A matéria publicada pelo portal destacou que o livro questiona a ideia de autonomia vendida por plataformas digitais e aponta para o avanço de formas de exploração sob novas roupagens.
Ainda assim, mesmo sendo um evento público, gratuito e sem custos para a universidade, a atividade passou a ser alvo de questionamentos.
Histórico de pressão sobre universidades
O episódio não ocorre isoladamente. A UFC, assim como outras universidades federais, já esteve no centro de disputas políticas recentes. Durante o governo Bolsonaro, a instituição sofreu intervenção na escolha da reitoria, quando o candidato mais votado pela comunidade acadêmica não foi nomeado.
A atual gestão, liderada pelo reitor Custódio Almeida, sucede esse período marcado por tensionamentos entre autonomia universitária e interferência política.
Nesse contexto, a tentativa de questionar um evento sem qualquer gasto público revela um padrão mais amplo de atuação. Cria-se a suspeita antes do fato, constrói-se a narrativa antes da evidência.
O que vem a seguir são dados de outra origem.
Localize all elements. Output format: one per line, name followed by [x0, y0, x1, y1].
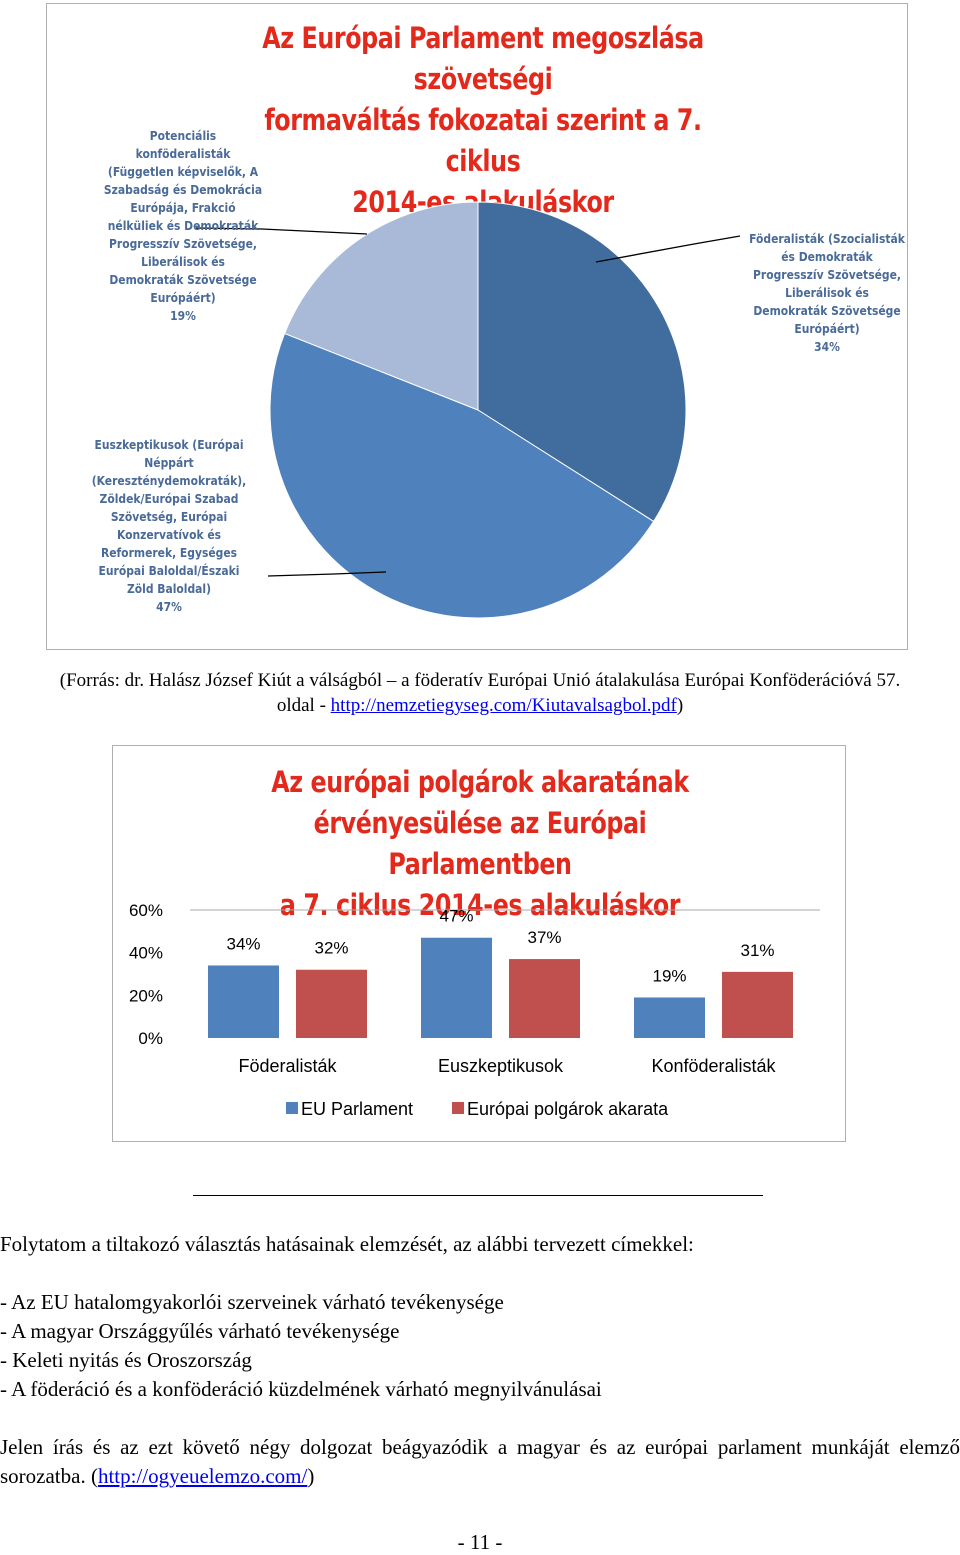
pie-title-line: Az Európai Parlament megoszlása szövetsé…	[262, 21, 704, 96]
pie-label-line: Néppárt	[144, 455, 194, 470]
pie-label-line: Európai Baloldal/Északi	[98, 563, 240, 578]
bar-chart-title: Az európai polgárok akaratának érvényesü…	[242, 762, 718, 926]
pie-label-line: Szövetség, Európai	[110, 509, 228, 524]
separator-line	[193, 1195, 763, 1196]
pie-label-line: Potenciális	[149, 128, 217, 143]
list-item: - Keleti nyitás és Oroszország	[0, 1348, 252, 1372]
pie-slice-1	[477, 201, 687, 523]
pie-label-line: Liberálisok és	[785, 285, 869, 300]
pie-label-percent: 19%	[170, 308, 196, 323]
pie-label-line: (Független képviselők, A	[107, 164, 259, 179]
source-link[interactable]: http://nemzetiegyseg.com/Kiutavalsagbol.…	[330, 695, 677, 716]
source-line-2: oldal - http://nemzetiegyseg.com/Kiutava…	[0, 693, 960, 718]
leader-line-confederalists	[195, 227, 368, 235]
pie-label-percent: 34%	[814, 339, 840, 354]
list-item: - A magyar Országgyűlés várható tevékeny…	[0, 1319, 400, 1343]
pie-label-line: és Demokraták	[781, 249, 873, 264]
pie-label-line: Európáért)	[794, 321, 860, 336]
pie-label-confederalists: Potenciális konföderalisták (Független k…	[93, 127, 274, 325]
source-prefix: oldal -	[276, 695, 331, 716]
bar-title-line: Az európai polgárok akaratának	[271, 765, 689, 799]
pie-label-line: Európája, Frakció	[130, 200, 236, 215]
leader-line-eurosceptics	[267, 571, 387, 577]
closing-paragraph: Jelen írás és az ezt követő négy dolgoza…	[0, 1433, 960, 1491]
pie-label-line: Európáért)	[150, 290, 216, 305]
closing-link[interactable]: http://ogyeuelemzo.com/	[97, 1464, 308, 1488]
pie-slice-3	[283, 201, 479, 411]
source-line-1: (Forrás: dr. Halász József Kiút a válság…	[59, 670, 901, 691]
source-suffix: )	[676, 695, 684, 716]
topic-list: - Az EU hatalomgyakorlói szerveinek várh…	[0, 1288, 960, 1404]
pie-label-line: Reformerek, Egységes	[100, 545, 238, 560]
pie-label-line: konföderalisták	[135, 146, 231, 161]
pie-label-eurosceptics: Euszkeptikusok (Európai Néppárt (Kereszt…	[79, 436, 260, 616]
pie-title-line: formaváltás fokozatai szerint a 7. ciklu…	[264, 103, 702, 178]
pie-label-line: Liberálisok és	[141, 254, 225, 269]
pie-chart	[195, 201, 741, 619]
bar-title-line: a 7. ciklus 2014-es alakuláskor	[279, 888, 681, 922]
closing-text: Jelen írás és az ezt követő négy dolgoza…	[0, 1435, 960, 1488]
pie-label-line: Föderalisták (Szocialisták	[749, 231, 905, 246]
pie-label-line: Progresszív Szövetsége,	[753, 267, 901, 282]
pie-chart-title: Az Európai Parlament megoszlása szövetsé…	[225, 18, 742, 223]
intro-paragraph: Folytatom a tiltakozó választás hatásain…	[0, 1232, 694, 1256]
pie-label-line: nélküliek és Demokraták	[107, 218, 259, 233]
pie-label-line: (Kereszténydemokraták),	[91, 473, 247, 488]
pie-label-line: Demokraták Szövetsége	[109, 272, 257, 287]
list-item: - A föderáció és a konföderáció küzdelmé…	[0, 1377, 602, 1401]
pie-label-line: Zöld Baloldal)	[126, 581, 212, 596]
pie-label-line: Zöldek/Európai Szabad	[99, 491, 239, 506]
pie-label-line: Konzervatívok és	[116, 527, 222, 542]
source-citation: (Forrás: dr. Halász József Kiút a válság…	[0, 668, 960, 718]
pie-label-federalists: Föderalisták (Szocialisták és Demokraták…	[737, 230, 918, 356]
pie-slice-2	[269, 332, 655, 619]
leader-line-federalists	[595, 235, 741, 263]
pie-label-line: Szabadság és Demokrácia	[103, 182, 263, 197]
closing-suffix: )	[307, 1464, 315, 1488]
pie-label-line: Progresszív Szövetsége,	[109, 236, 257, 251]
page-number: - 11 -	[457, 1530, 503, 1554]
pie-label-line: Demokraták Szövetsége	[753, 303, 901, 318]
pie-label-line: Euszkeptikusok (Európai	[94, 437, 244, 452]
bar-title-line: érvényesülése az Európai Parlamentben	[313, 806, 647, 881]
pie-label-percent: 47%	[156, 599, 182, 614]
list-item: - Az EU hatalomgyakorlói szerveinek várh…	[0, 1290, 504, 1314]
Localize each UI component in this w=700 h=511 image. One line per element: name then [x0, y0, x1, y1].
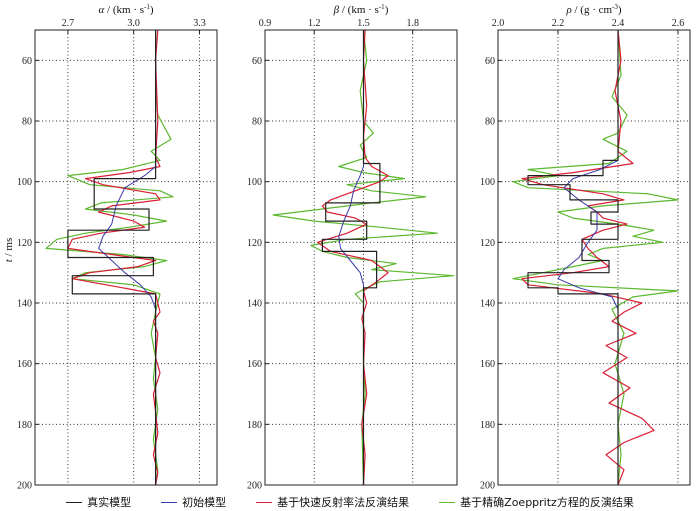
panel-title-alpha: α / (km · s-1) — [98, 3, 153, 16]
series-alpha-true — [68, 30, 156, 485]
legend-swatch-exact — [439, 502, 455, 503]
ytick-label-beta-2: 100 — [247, 177, 262, 188]
legend-swatch-true — [66, 502, 82, 503]
ytick-label-beta-1: 80 — [252, 117, 262, 128]
legend-label-initial: 初始模型 — [182, 494, 226, 510]
xtick-label-rho-3: 2.6 — [672, 18, 685, 29]
ytick-label-rho-5: 160 — [480, 359, 495, 370]
legend-label-fast: 基于快速反射率法反演结果 — [277, 494, 409, 510]
xtick-label-alpha-2: 3.3 — [193, 18, 206, 29]
panel-beta: 0.9 1.2 1.5 1.8 60 80 100 120 140 160 180 200 β / (k… — [247, 3, 457, 492]
series-rho-fast — [522, 30, 654, 485]
series-rho-true — [528, 30, 618, 485]
ytick-label-rho-3: 120 — [480, 238, 495, 249]
series-rho-exact — [513, 30, 678, 485]
ytick-label-beta-4: 140 — [247, 299, 262, 310]
ytick-label-alpha-6: 180 — [17, 420, 32, 431]
series-group-alpha — [46, 30, 173, 485]
xtick-label-beta-0: 0.9 — [259, 18, 272, 29]
ytick-label-alpha-1: 80 — [22, 117, 32, 128]
legend-label-exact: 基于精确Zoeppritz方程的反演结果 — [460, 494, 634, 510]
ytick-label-rho-0: 60 — [485, 56, 495, 67]
ytick-label-beta-0: 60 — [252, 56, 262, 67]
legend-item-fast: 基于快速反射率法反演结果 — [256, 494, 409, 510]
inversion-figure: 2.7 3.0 3.3 60 80 100 120 140 160 180 200 α / (km ·… — [0, 0, 700, 492]
xtick-label-beta-2: 1.5 — [357, 18, 370, 29]
xtick-label-beta-1: 1.2 — [308, 18, 321, 29]
ytick-label-alpha-5: 160 — [17, 359, 32, 370]
ytick-label-beta-7: 200 — [247, 481, 262, 492]
ytick-label-alpha-4: 140 — [17, 299, 32, 310]
panel-title-rho: ρ / (g · cm-3) — [565, 3, 621, 16]
series-beta-fast — [318, 30, 389, 485]
legend-item-exact: 基于精确Zoeppritz方程的反演结果 — [439, 494, 634, 510]
xtick-label-beta-3: 1.8 — [406, 18, 419, 29]
xtick-label-alpha-1: 3.0 — [127, 18, 140, 29]
ytick-label-beta-5: 160 — [247, 359, 262, 370]
legend: 真实模型 初始模型 基于快速反射率法反演结果 基于精确Zoeppritz方程的反… — [0, 494, 700, 510]
panel-alpha: 2.7 3.0 3.3 60 80 100 120 140 160 180 200 α / (km ·… — [17, 3, 217, 492]
xtick-label-rho-2: 2.4 — [612, 18, 625, 29]
panels: 2.7 3.0 3.3 60 80 100 120 140 160 180 200 α / (km ·… — [17, 3, 690, 492]
legend-item-initial: 初始模型 — [161, 494, 226, 510]
ytick-label-beta-6: 180 — [247, 420, 262, 431]
ytick-label-alpha-2: 100 — [17, 177, 32, 188]
legend-swatch-initial — [161, 502, 177, 503]
panel-title-beta: β / (km · s-1) — [333, 3, 389, 16]
panel-rho: 2.0 2.2 2.4 2.6 60 80 100 120 140 160 180 200 ρ / (g… — [480, 3, 690, 492]
ytick-label-alpha-7: 200 — [17, 481, 32, 492]
ytick-label-alpha-3: 120 — [17, 238, 32, 249]
series-group-rho — [513, 30, 678, 485]
legend-label-true: 真实模型 — [87, 494, 131, 510]
series-rho-initial — [558, 30, 618, 485]
ytick-label-rho-2: 100 — [480, 177, 495, 188]
legend-swatch-fast — [256, 502, 272, 503]
xtick-label-rho-1: 2.2 — [552, 18, 565, 29]
ytick-label-rho-7: 200 — [480, 481, 495, 492]
y-axis-label: t / ms — [3, 238, 15, 262]
xtick-label-rho-0: 2.0 — [492, 18, 505, 29]
ytick-label-alpha-0: 60 — [22, 56, 32, 67]
ytick-label-rho-4: 140 — [480, 299, 495, 310]
xtick-label-alpha-0: 2.7 — [62, 18, 75, 29]
ytick-label-rho-6: 180 — [480, 420, 495, 431]
ytick-label-beta-3: 120 — [247, 238, 262, 249]
ytick-label-rho-1: 80 — [485, 117, 495, 128]
legend-item-true: 真实模型 — [66, 494, 131, 510]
Quando a denúncia não encontra realidade
O caso expõe uma inversão preocupante no debate público. Em vez de fiscalização baseada em dados concretos, observa-se a tentativa de produzir desgaste institucional a partir de acusações vazias.
A ausência total de gastos, confirmada pelo próprio relato de quem acompanhou o evento, desmonta a acusação e evidencia o caráter artificial da controvérsia.
No fim, o que se pretendia apresentar como irregularidade revela-se apenas mais um episódio de fabricação política.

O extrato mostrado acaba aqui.